Il est des êtres dont la douceur et la bonté sont telles qu’ils seraient certainement des proies faciles si le bon Dieu ne leur avait pas gratifiés de la force et du courage du lion. La mission noble et généreuse qu’ils portent serait anéantie sans la force du lion par laquelle ils s’expriment pour la défendre et la protéger. Les prophètes et les saints ont toujours vécu et agi de cette façon : aimer l’humanité sans faiblesse, défendre le bien et le vrai sans fléchir. Rester dans la bienséance et la bienfaisance quelle que soit l’âpreté du combat qu’on doit mener pour défendre sa cause, son idéal. Comment pourrait-on défendre la vérité sans passion ?

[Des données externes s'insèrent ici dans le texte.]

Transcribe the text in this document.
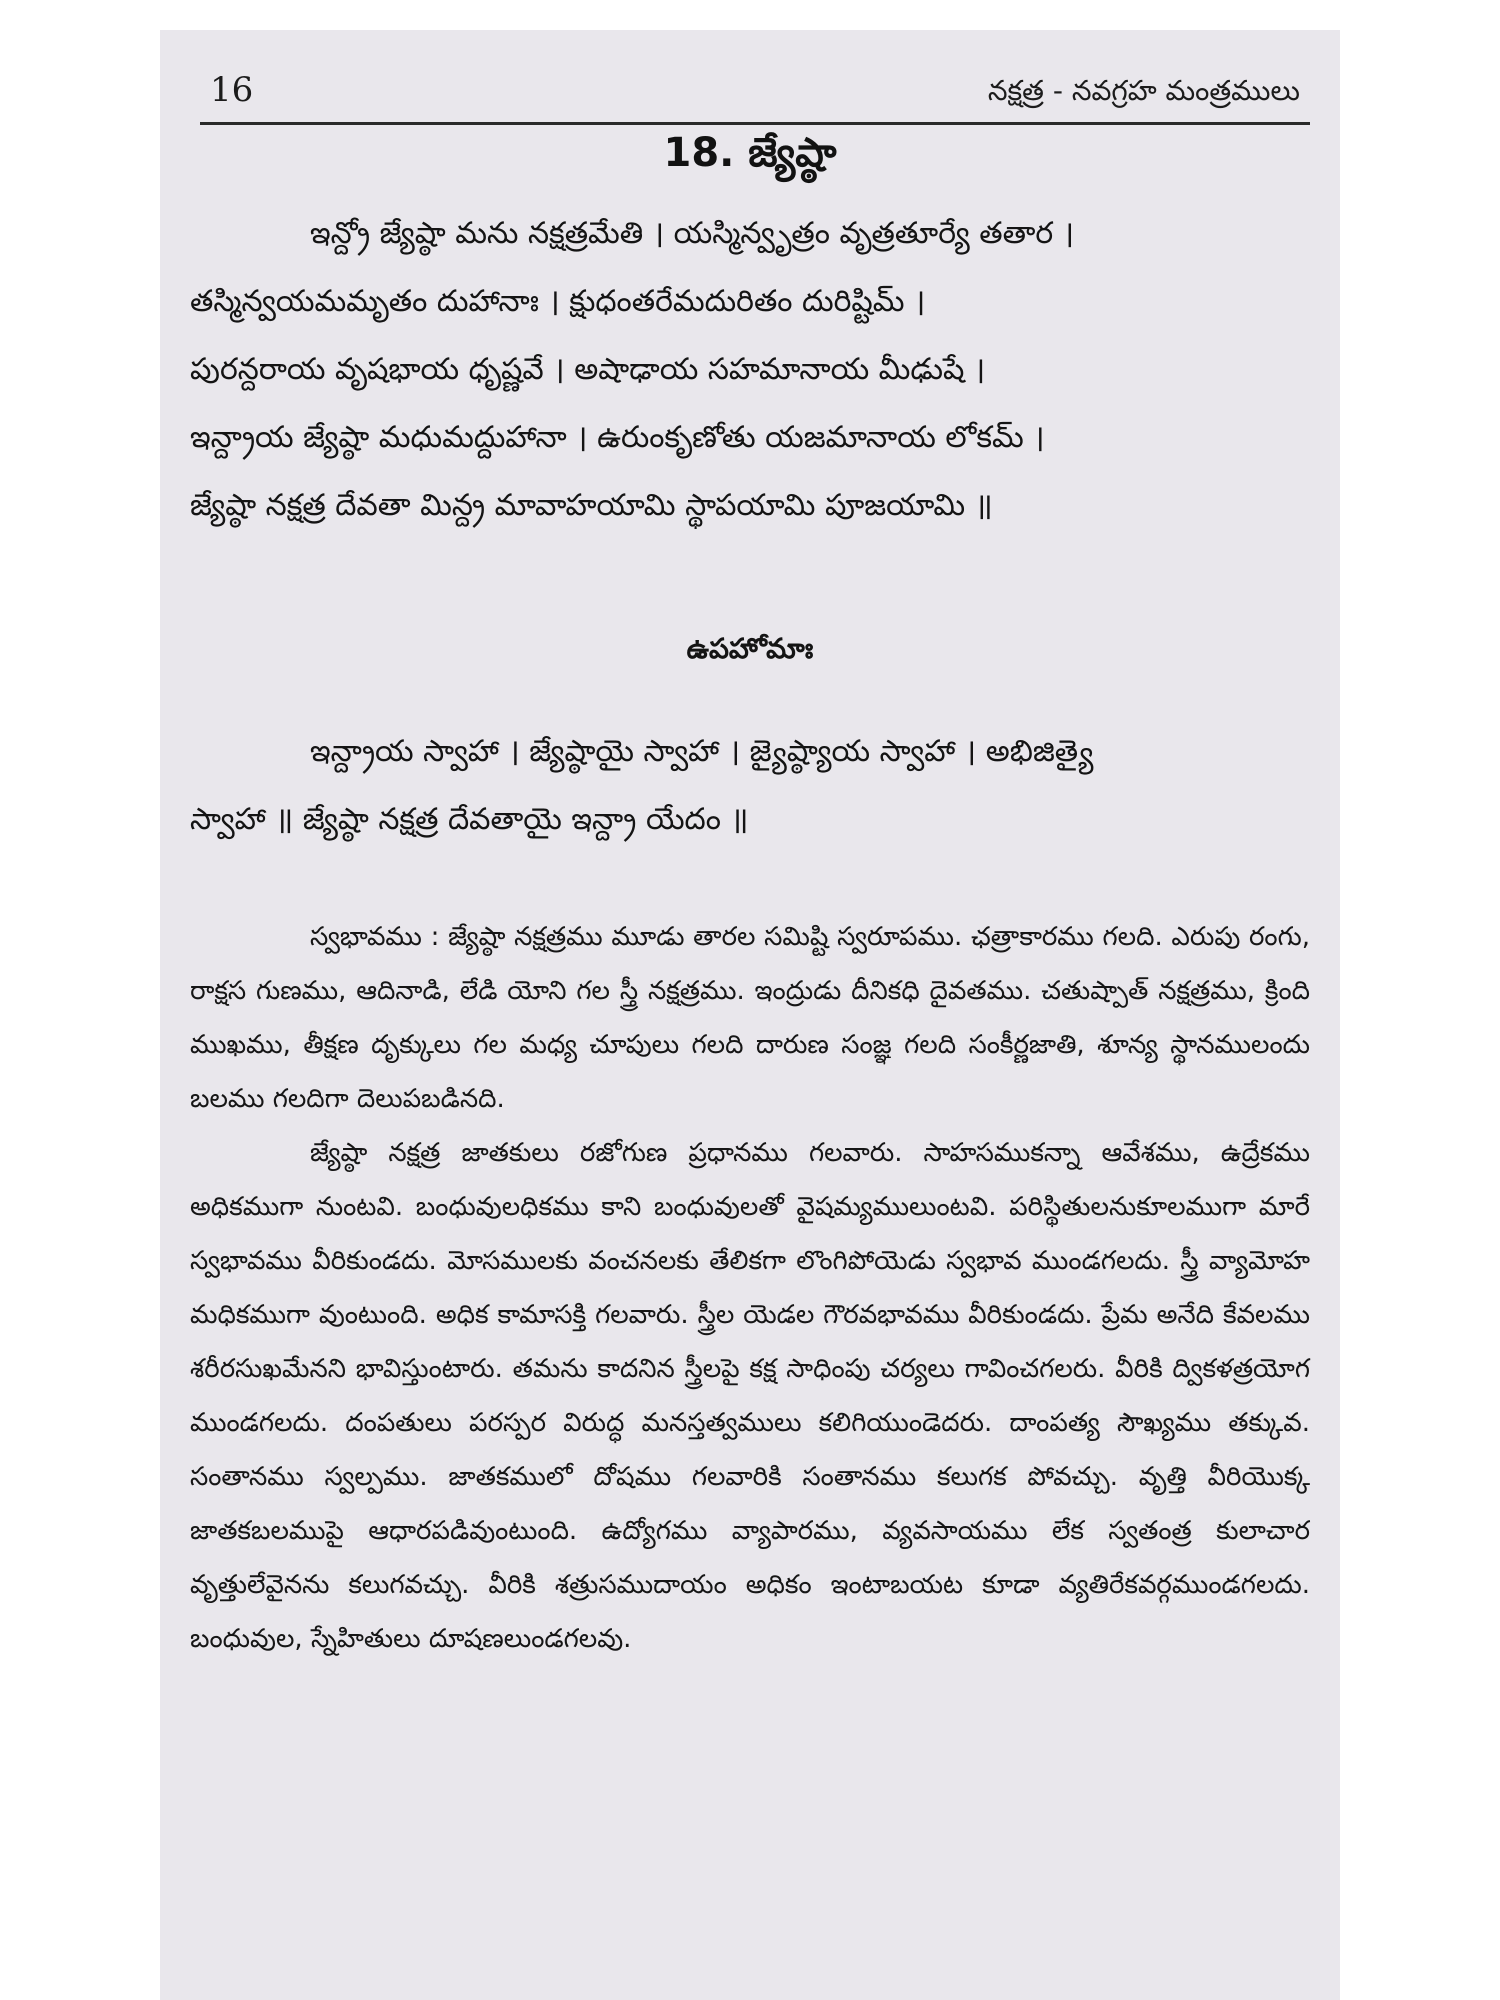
16	నక్షత్ర - నవగ్రహ మంత్రములు
18. జ్యేష్ఠా

ఇన్ద్రో జ్యేష్ఠా మను నక్షత్రమేతి । యస్మిన్వృత్రం వృత్రతూర్యే తతార ।

తస్మిన్వయమమృతం దుహానాః । క్షుధంతరేమదురితం దురిష్టిమ్ ।

పురన్దరాయ వృషభాయ ధృష్ణవే । అషాఢాయ సహమానాయ మీఢుషే ।

ఇన్ద్రాయ జ్యేష్ఠా మధుమద్దుహానా । ఉరుంకృణోతు యజమానాయ లోకమ్ ।

జ్యేష్ఠా నక్షత్ర దేవతా మిన్ద్ర మావాహయామి స్థాపయామి పూజయామి ॥

ఉపహోమాః

ఇన్ద్రాయ స్వాహా । జ్యేష్ఠాయై స్వాహా । జ్యైష్ఠ్యాయ స్వాహా । అభిజిత్యై

స్వాహా ॥ జ్యేష్ఠా నక్షత్ర దేవతాయై ఇన్ద్రా యేదం ॥

స్వభావము : జ్యేష్ఠా నక్షత్రము మూడు తారల సమిష్టి స్వరూపము. ఛత్రాకారము గలది. ఎరుపు రంగు, రాక్షస గుణము, ఆదినాడి, లేడి యోని గల స్త్రీ నక్షత్రము. ఇంద్రుడు దీనికధి దైవతము. చతుష్పాత్ నక్షత్రము, క్రింది ముఖము, తీక్షణ దృక్కులు గల మధ్య చూపులు గలది దారుణ సంజ్ఞ గలది సంకీర్ణజాతి, శూన్య స్థానములందు బలము గలదిగా దెలుపబడినది.

జ్యేష్ఠా నక్షత్ర జాతకులు రజోగుణ ప్రధానము గలవారు. సాహసముకన్నా ఆవేశము, ఉద్రేకము అధికముగా నుంటవి. బంధువులధికము కాని బంధువులతో వైషమ్యములుంటవి. పరిస్థితులనుకూలముగా మారే స్వభావము వీరికుండదు. మోసములకు వంచనలకు తేలికగా లొంగిపోయెడు స్వభావ ముండగలదు. స్త్రీ వ్యామోహ మధికముగా వుంటుంది. అధిక కామాసక్తి గలవారు. స్త్రీల యెడల గౌరవభావము వీరికుండదు. ప్రేమ అనేది కేవలము శరీరసుఖమేనని భావిస్తుంటారు. తమను కాదనిన స్త్రీలపై కక్ష సాధింపు చర్యలు గావించగలరు. వీరికి ద్వికళత్రయోగ ముండగలదు. దంపతులు పరస్పర విరుద్ధ మనస్తత్వములు కలిగియుండెదరు. దాంపత్య సౌఖ్యము తక్కువ. సంతానము స్వల్పము. జాతకములో దోషము గలవారికి సంతానము కలుగక పోవచ్చు. వృత్తి వీరియొక్క జాతకబలముపై ఆధారపడివుంటుంది. ఉద్యోగము వ్యాపారము, వ్యవసాయము లేక స్వతంత్ర కులాచార వృత్తులేవైనను కలుగవచ్చు. వీరికి శత్రుసముదాయం అధికం ఇంటాబయట కూడా వ్యతిరేకవర్గముండగలదు. బంధువుల, స్నేహితులు దూషణలుండగలవు.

Son passion pour le peuple et pour l’Islam était tellement forte qu’il était toujours prompt à le défendre au péril de ses amitiés et de ses intérêts. Il savait parfaitement que dans un pays comme le nôtre la générosité candide est synonyme de perte : il faut savoir dire non. Sidy était un homme profondément bon, mais son amour n’a jamais été un handicap pour défendre avec véhémence sa conception des choses, la vérité ou du moins ce qu’il concevait comme telle. Il faut toujours faire des compromis, mais se garder de tomber dans la compromission consistant à sacrifier la vérité et les principes sur l’autel des intérêts personnels contingents.
Les météores s’immiscent parfois dans l’atmosphère terrestre, se consument et disparaissent de façon subite : la conscience commune les appelle « étoiles filantes » par ignorance. Les météores ne sont pas de ce monde, ils ne sauraient y demeurer longtemps. Sidy était comme un météore : dans l’univers des chefs religieux il était une exception. Car il a mis de côté ce statut pour travailler comme n’importe quel citoyen. Laborieux, malgré son érudition dans le domaine des sciences coraniques, il a contribué à investir massivement dans son domaine. La plus grande réussite de Sidy Lamine est la fécondité de son œuvre dans le monde de la presse : c’est l’arabisant dont le groupe de presse a formé les plus grands noms du monde médiatique actuel.
Dans un pays où l’impérialisme de la langue française étouffe tous les génies forgés dans une autre langue, il a réussi (lui l’arabisant à l’aise dans la langue française) à s’imposer comme un intellectuel accompli, sans complexe. Dans un monde médiatique infecté par la corruption, l’affairisme et le concubinage avec le pouvoir politique, il a réussi à s’imposer comme un des rares groupes de presse libres au Sénégal. C’était presque impossible d’être toujours d’accord avec Sidy Lamine Niass, mais on ne pouvait pas ne pas respecter ses positions, car il incarnait avant tout la tolérance, aussi bien dans le domaine de la religion que dans celui de la politique.
Sidy Lamine Niass, c’est avant tout une vie de symboles et sa disparition est terriblement intrigante : son rôle diplomatique n’est pas connu de tous, mais le Sénégal a perdu un régulateur dans l’ombre. Son départ brusque à quelques encablures de l’élection présidentielle doit nous inciter à la prudence et à la responsabilité. Il nous a laissés un message : battez-vous pour vos opinions, mais n’oubliez jamais que le Sénégal transcende vos postures partisanes.